DOHA (Reuters) - Hamas will not cease resisting Israel until all its demands are met, the group's overall leader Khaled Meshaal said on Thursday, adding the latest Gaza conflict was only "a milestone to reaching our objective".
Speaking at a news conference in Doha, where he lives in exile, Meshaal said the group would never give up its arms as part of any deal. He also said the group's military commander, caught earlier this month in an Israeli air strike, was "fine".
"You cannot contain the resistance, because the resistance is in our thoughts and in our souls ... our resistance will continue until all our demands are met and we are getting closer to victory and al-Quds (Jerusalem)," he said.
"This is not the end. This is just a milestone to reaching our objective. We know that Israel is strong and is aided by the international community. We will not restrict our dreams or make compromises to our demands," Meshaal said.
Israel launched its assault on the Gaza strip with the declared aim of stopping rocket attacks against Israel and destroying tunnels it said Hamas, which refuses to recognize Israel's right to exist, was using to infiltrate the country.
Hamas also called on Egypt to open the Rafah border crossing, as "a brotherly action".
"The weapons of the resistance are sacred and we will not accept that it be up for negotiation," Meshaal said. "There is no politics with out resistance and there is no resistance without arms."
Both Israel and Egypt view Hamas as a security threat and are seeking guarantees that weapons will not enter Gaza, a narrow, densely populated territory of 1.8 million people.
Speaking next to a large billboard with the slogan "A nation constructing its victory", Meshaal presented the current Gaza truce as a victory for the Palestinian people.
"Our enemy only comes under pressure when they are under fire," he said. "As our rockets hit them, they were forced to hold talks with us."
Palestinian health officials say 2,139 people, most of them civilians, including more than 490 children, have been killed in the enclave since July 8, when Israel launched an offensive.
Israel's death toll stood at 64 soldiers and six civilians.
HAMAS COMMANDER "FINE"
An open-ended ceasefire, mediated by Egypt, took effect on Tuesday evening.
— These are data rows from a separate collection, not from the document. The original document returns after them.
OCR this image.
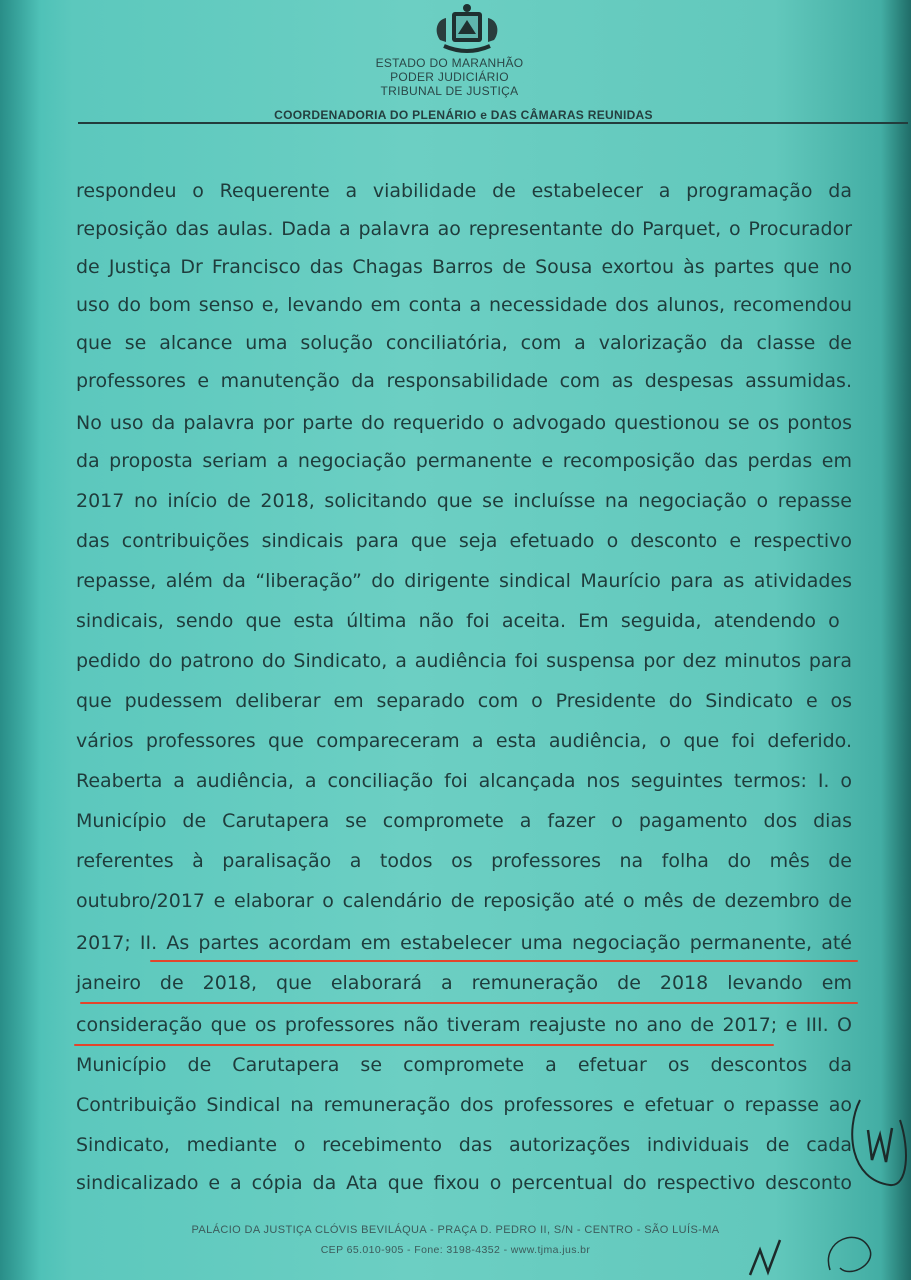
ESTADO DO MARANHÃO
PODER JUDICIÁRIO
TRIBUNAL DE JUSTIÇA
COORDENADORIA DO PLENÁRIO e DAS CÂMARAS REUNIDAS
respondeu o Requerente a viabilidade de estabelecer a programação da
reposição das aulas. Dada a palavra ao representante do Parquet, o Procurador
de Justiça Dr Francisco das Chagas Barros de Sousa exortou às partes que no
uso do bom senso e, levando em conta a necessidade dos alunos, recomendou
que se alcance uma solução conciliatória, com a valorização da classe de
professores e manutenção da responsabilidade com as despesas assumidas.
No uso da palavra por parte do requerido o advogado questionou se os pontos
da proposta seriam a negociação permanente e recomposição das perdas em
2017 no início de 2018, solicitando que se incluísse na negociação o repasse
das contribuições sindicais para que seja efetuado o desconto e respectivo
repasse, além da “liberação” do dirigente sindical Maurício para as atividades
sindicais, sendo que esta última não foi aceita. Em seguida, atendendo o
pedido do patrono do Sindicato, a audiência foi suspensa por dez minutos para
que pudessem deliberar em separado com o Presidente do Sindicato e os
vários professores que compareceram a esta audiência, o que foi deferido.
Reaberta a audiência, a conciliação foi alcançada nos seguintes termos: I. o
Município de Carutapera se compromete a fazer o pagamento dos dias
referentes à paralisação a todos os professores na folha do mês de
outubro/2017 e elaborar o calendário de reposição até o mês de dezembro de
2017; II. As partes acordam em estabelecer uma negociação permanente, até
janeiro de 2018, que elaborará a remuneração de 2018 levando em
consideração que os professores não tiveram reajuste no ano de 2017; e III. O
Município de Carutapera se compromete a efetuar os descontos da
Contribuição Sindical na remuneração dos professores e efetuar o repasse ao
Sindicato, mediante o recebimento das autorizações individuais de cada
sindicalizado e a cópia da Ata que fixou o percentual do respectivo desconto
PALÁCIO DA JUSTIÇA CLÓVIS BEVILÁQUA - PRAÇA D. PEDRO II, S/N - CENTRO - SÃO LUÍS-MA
CEP 65.010-905 - Fone: 3198-4352 - www.tjma.jus.br
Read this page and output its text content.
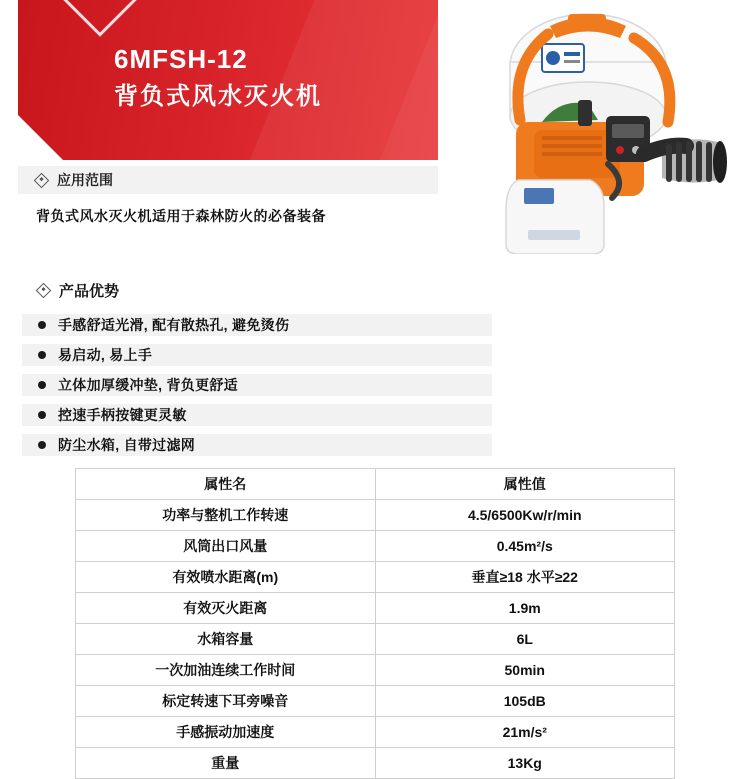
6MFSH-12
背负式风水灭火机
应用范围
背负式风水灭火机适用于森林防火的必备装备
产品优势
手感舒适光滑, 配有散热孔, 避免烫伤
易启动, 易上手
立体加厚缓冲垫, 背负更舒适
控速手柄按键更灵敏
防尘水箱, 自带过滤网
属性名	属性值
功率与整机工作转速	4.5/6500Kw/r/min
风筒出口风量	0.45m²/s
有效喷水距离(m)	垂直≥18 水平≥22
有效灭火距离	1.9m
水箱容量	6L
一次加油连续工作时间	50min
标定转速下耳旁噪音	105dB
手感振动加速度	21m/s²
重量	13Kg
It called for an indefinite halt to hostilities, the immediate opening of Gaza's blockaded crossings with Israel and Egypt, and a widening of the territory's fishing zone in the Mediterranean.
Under a second stage of the truce that would begin a month later, Israel and the Palestinians would discuss construction of a Gaza sea port and Israel's release of Hamas prisoners in the occupied West Bank, possibly in a trade for the remains of two Israeli soldiers believed held by Hamas, officials have said.
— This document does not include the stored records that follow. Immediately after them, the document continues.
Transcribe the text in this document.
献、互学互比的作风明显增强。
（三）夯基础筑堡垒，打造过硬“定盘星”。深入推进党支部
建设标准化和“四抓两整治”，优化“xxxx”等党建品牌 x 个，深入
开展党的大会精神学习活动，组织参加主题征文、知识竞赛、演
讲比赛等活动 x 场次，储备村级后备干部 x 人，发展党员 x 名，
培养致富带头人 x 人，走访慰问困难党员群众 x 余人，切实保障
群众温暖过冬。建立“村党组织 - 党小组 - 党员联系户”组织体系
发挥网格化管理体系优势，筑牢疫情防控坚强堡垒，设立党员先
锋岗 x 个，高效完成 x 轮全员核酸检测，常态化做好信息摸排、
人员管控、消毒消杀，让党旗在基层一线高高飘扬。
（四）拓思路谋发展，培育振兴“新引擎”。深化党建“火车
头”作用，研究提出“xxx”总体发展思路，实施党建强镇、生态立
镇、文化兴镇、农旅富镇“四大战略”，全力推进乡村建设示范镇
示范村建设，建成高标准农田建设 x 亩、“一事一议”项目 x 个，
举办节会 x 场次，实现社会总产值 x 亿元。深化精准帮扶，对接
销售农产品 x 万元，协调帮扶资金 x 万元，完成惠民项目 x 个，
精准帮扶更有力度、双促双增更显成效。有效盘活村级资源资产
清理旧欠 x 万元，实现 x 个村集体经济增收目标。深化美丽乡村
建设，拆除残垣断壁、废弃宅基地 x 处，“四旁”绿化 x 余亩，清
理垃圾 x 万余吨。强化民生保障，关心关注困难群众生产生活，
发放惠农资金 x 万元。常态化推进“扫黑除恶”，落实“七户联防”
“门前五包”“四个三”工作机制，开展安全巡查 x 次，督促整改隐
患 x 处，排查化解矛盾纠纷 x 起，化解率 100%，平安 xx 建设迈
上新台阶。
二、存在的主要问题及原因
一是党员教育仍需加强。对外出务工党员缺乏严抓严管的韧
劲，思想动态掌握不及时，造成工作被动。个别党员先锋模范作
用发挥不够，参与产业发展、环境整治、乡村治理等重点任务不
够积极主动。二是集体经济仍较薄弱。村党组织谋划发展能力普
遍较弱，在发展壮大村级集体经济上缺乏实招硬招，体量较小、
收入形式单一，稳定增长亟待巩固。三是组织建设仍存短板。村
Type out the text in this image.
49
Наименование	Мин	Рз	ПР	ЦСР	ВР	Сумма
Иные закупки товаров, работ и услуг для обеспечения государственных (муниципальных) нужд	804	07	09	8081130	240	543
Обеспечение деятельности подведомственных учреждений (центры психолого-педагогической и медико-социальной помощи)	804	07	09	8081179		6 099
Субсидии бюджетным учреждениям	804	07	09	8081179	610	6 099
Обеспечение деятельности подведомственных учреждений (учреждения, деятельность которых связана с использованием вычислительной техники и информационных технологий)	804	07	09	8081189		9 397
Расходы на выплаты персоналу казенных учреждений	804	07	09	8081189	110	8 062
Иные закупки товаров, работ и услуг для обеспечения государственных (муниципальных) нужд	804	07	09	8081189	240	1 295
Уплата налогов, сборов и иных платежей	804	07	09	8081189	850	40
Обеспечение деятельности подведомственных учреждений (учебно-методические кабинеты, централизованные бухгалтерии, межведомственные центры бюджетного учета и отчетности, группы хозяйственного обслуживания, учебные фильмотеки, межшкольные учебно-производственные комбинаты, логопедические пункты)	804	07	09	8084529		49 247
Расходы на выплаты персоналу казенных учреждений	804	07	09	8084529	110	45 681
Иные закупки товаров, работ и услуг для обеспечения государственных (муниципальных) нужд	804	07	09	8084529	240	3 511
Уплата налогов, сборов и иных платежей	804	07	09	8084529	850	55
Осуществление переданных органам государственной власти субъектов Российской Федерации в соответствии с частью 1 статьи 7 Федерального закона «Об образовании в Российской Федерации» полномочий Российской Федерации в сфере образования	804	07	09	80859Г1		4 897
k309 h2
Israel has said it would facilitate the flow of more civilian goods and humanitarian and reconstruction aid into the impoverished territory if the truce was honored.
Meshaal described the condition of the group's military commander Mohammed Deif as "fine", after what it terms an Israeli assassination attempt on him earlier this month.
Hamas' military wing, the Izz-el-Din al-Qassam Brigades, had said at the time that Israel had missed its target and that Deif's wife and seven-month-old son were killed in the attack.
Deif was widely believed to be masterminding the Islamist group's military campaign from underground bunkers.
Israeli Prime Minister Benjamin Netanyahu has declined to say whether Israel had tried to kill Deif, but said militant leaders were legitimate targets and that "none are immune" from attack.
Meshaal said that his message to the international community was that Hamas was not against people of different religions.
"To the Jews of the world, I tell you we are not against you because of your religion. Our problem is with occupation and settlement," he said.
Israel has said it dealt a strong blow to Hamas, killing several of its military leaders and destroying the Islamist group's cross-border infiltration tunnels.
But Israel also faced persistent rocket fire for nearly two months that caused an exodus from a number of border communities and disrupted daily life in its commercial heartland.